Por lo tanto, la decisión polaca no es solo un asunto interno del vecino, sino un poderoso impulso externo para Ucrania. Desmitifica el proceso de integración europea, convirtiéndolo de un objetivo abstracto en un conjunto concreto de tareas políticas y económicas. La principal conclusión para Kiev es que la clave para Bruselas no está en los memorandos diplomáticos, sino en reformas impopulares pero necesarias, capaces de convencer no solo a los funcionarios europeos, sino, igualmente importante, a su propia población en las regiones fronterizas y agrícolas. Polonia ha demostrado que este camino, a pesar de las divisiones internas, se puede transitar. Ahora es nuestro turno.
¿Qué sigue? Polonia en el umbral de una nueva era
Desde el punto de vista político, el camino está despejado. El referéndum fue el último gran obstáculo interno. Polonia se convertirá oficialmente en miembro de la Unión Europea el 1 de mayo de 2004.

Sin embargo, el trabajo principal comienza ahora.
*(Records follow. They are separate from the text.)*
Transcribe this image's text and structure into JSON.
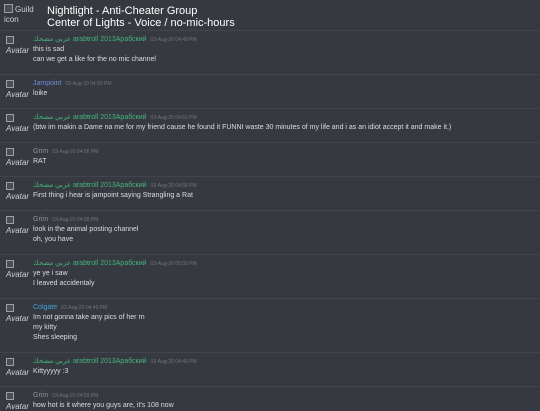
{
  "header": {
    "guild_icon_alt": "Guild icon",
    "title": "Nightlight - Anti-Cheater Group",
    "subtitle": "Center of Lights - Voice / no-mic-hours"
  },
  "avatar_alt": "Avatar",
  "colors": {
    "background": "#36393f",
    "arabtroll": "#43b581",
    "jampoint": "#7289da",
    "grim": "#8e9297",
    "colgate": "#3ba5dc",
    "text": "#dcddde",
    "timestamp": "#72767d"
  },
  "messages": [
    {
      "author": "عربي مضحك arabtroll 2013Арабский",
      "timestamp": "03-Aug-20 04:49 PM",
      "color": "#43b581",
      "lines": [
        "this is sad",
        "can we get a like for the no mic channel"
      ]
    },
    {
      "author": "Jampoint",
      "timestamp": "03-Aug-20 04:50 PM",
      "color": "#7289da",
      "lines": [
        "loike"
      ]
    },
    {
      "author": "عربي مضحك arabtroll 2013Арабский",
      "timestamp": "03-Aug-20 04:52 PM",
      "color": "#43b581",
      "lines": [
        "(btw im makin a Dame na me for my friend cause he found it FUNNI waste 30 minutes of my life and i as an idiot accept it and make it.)"
      ]
    },
    {
      "author": "Grim",
      "timestamp": "03-Aug-20 04:56 PM",
      "color": "#8e9297",
      "lines": [
        "RAT"
      ]
    },
    {
      "author": "عربي مضحك arabtroll 2013Арабский",
      "timestamp": "03-Aug-20 04:58 PM",
      "color": "#43b581",
      "lines": [
        "First thing i hear is jampoint saying Strangling a Rat"
      ]
    },
    {
      "author": "Grim",
      "timestamp": "03-Aug-20 04:58 PM",
      "color": "#8e9297",
      "lines": [
        "look in the animal posting channel",
        "oh, you have"
      ]
    },
    {
      "author": "عربي مضحك arabtroll 2013Арабский",
      "timestamp": "03-Aug-20 05:02 PM",
      "color": "#43b581",
      "lines": [
        "ye ye i saw",
        "I leaved accidentaly"
      ]
    },
    {
      "author": "Colgate",
      "timestamp": "03-Aug-20 04:49 PM",
      "color": "#3ba5dc",
      "lines": [
        "Im not gonna take any pics of her rn",
        "my kitty",
        "Shes sleeping"
      ]
    },
    {
      "author": "عربي مضحك arabtroll 2013Арабский",
      "timestamp": "03-Aug-20 04:49 PM",
      "color": "#43b581",
      "lines": [
        "Kittyyyyy :3"
      ]
    },
    {
      "author": "Grim",
      "timestamp": "03-Aug-20 04:59 PM",
      "color": "#8e9297",
      "lines": [
        "how hot is it where you guys are, it's 108 now"
      ]
    }
  ]
}
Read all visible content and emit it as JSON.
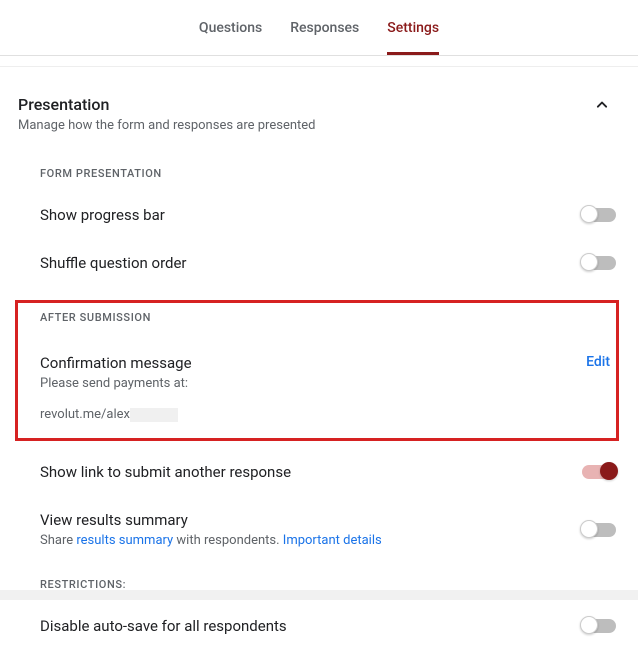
{
  "tabs": {
    "questions": "Questions",
    "responses": "Responses",
    "settings": "Settings"
  },
  "section": {
    "title": "Presentation",
    "desc": "Manage how the form and responses are presented"
  },
  "form_presentation": {
    "label": "FORM PRESENTATION",
    "progress": "Show progress bar",
    "shuffle": "Shuffle question order"
  },
  "after_submission": {
    "label": "AFTER SUBMISSION",
    "confirm_title": "Confirmation message",
    "confirm_line1": "Please send payments at:",
    "confirm_line2": "revolut.me/alex",
    "edit": "Edit"
  },
  "submit_another": "Show link to submit another response",
  "results": {
    "title": "View results summary",
    "share_prefix": "Share ",
    "results_summary": "results summary",
    "share_suffix": " with respondents. ",
    "details": "Important details"
  },
  "restrictions": {
    "label": "RESTRICTIONS:",
    "autosave": "Disable auto-save for all respondents"
  }
}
Las autoridades y las empresas polacas deben utilizar el tiempo restante de la manera más eficiente posible para adaptar la legislación, los estándares y la economía a los estrictos requisitos del mercado único. El éxito o el fracaso de este proceso tendrá un impacto directo en el clima de inversión y las tasas de crecimiento.
Para las empresas, el gobierno y la sociedad ucranianos, el referéndum polaco es una llamada a la acción. Nuestro vecino occidental, con el que compartimos una historia común y numerosos vínculos, pasa a otra liga. La pregunta ahora es si Polonia se convertirá en un puente hacia Europa para Ucrania o, por el contrario, en un nuevo muro que la separe del espacio económico único. La respuesta depende de la velocidad y profundidad de las reformas que estemos dispuestos a implementar en nuestro país. Los polacos han hecho su elección. ¿Cuándo haremos la nuestra?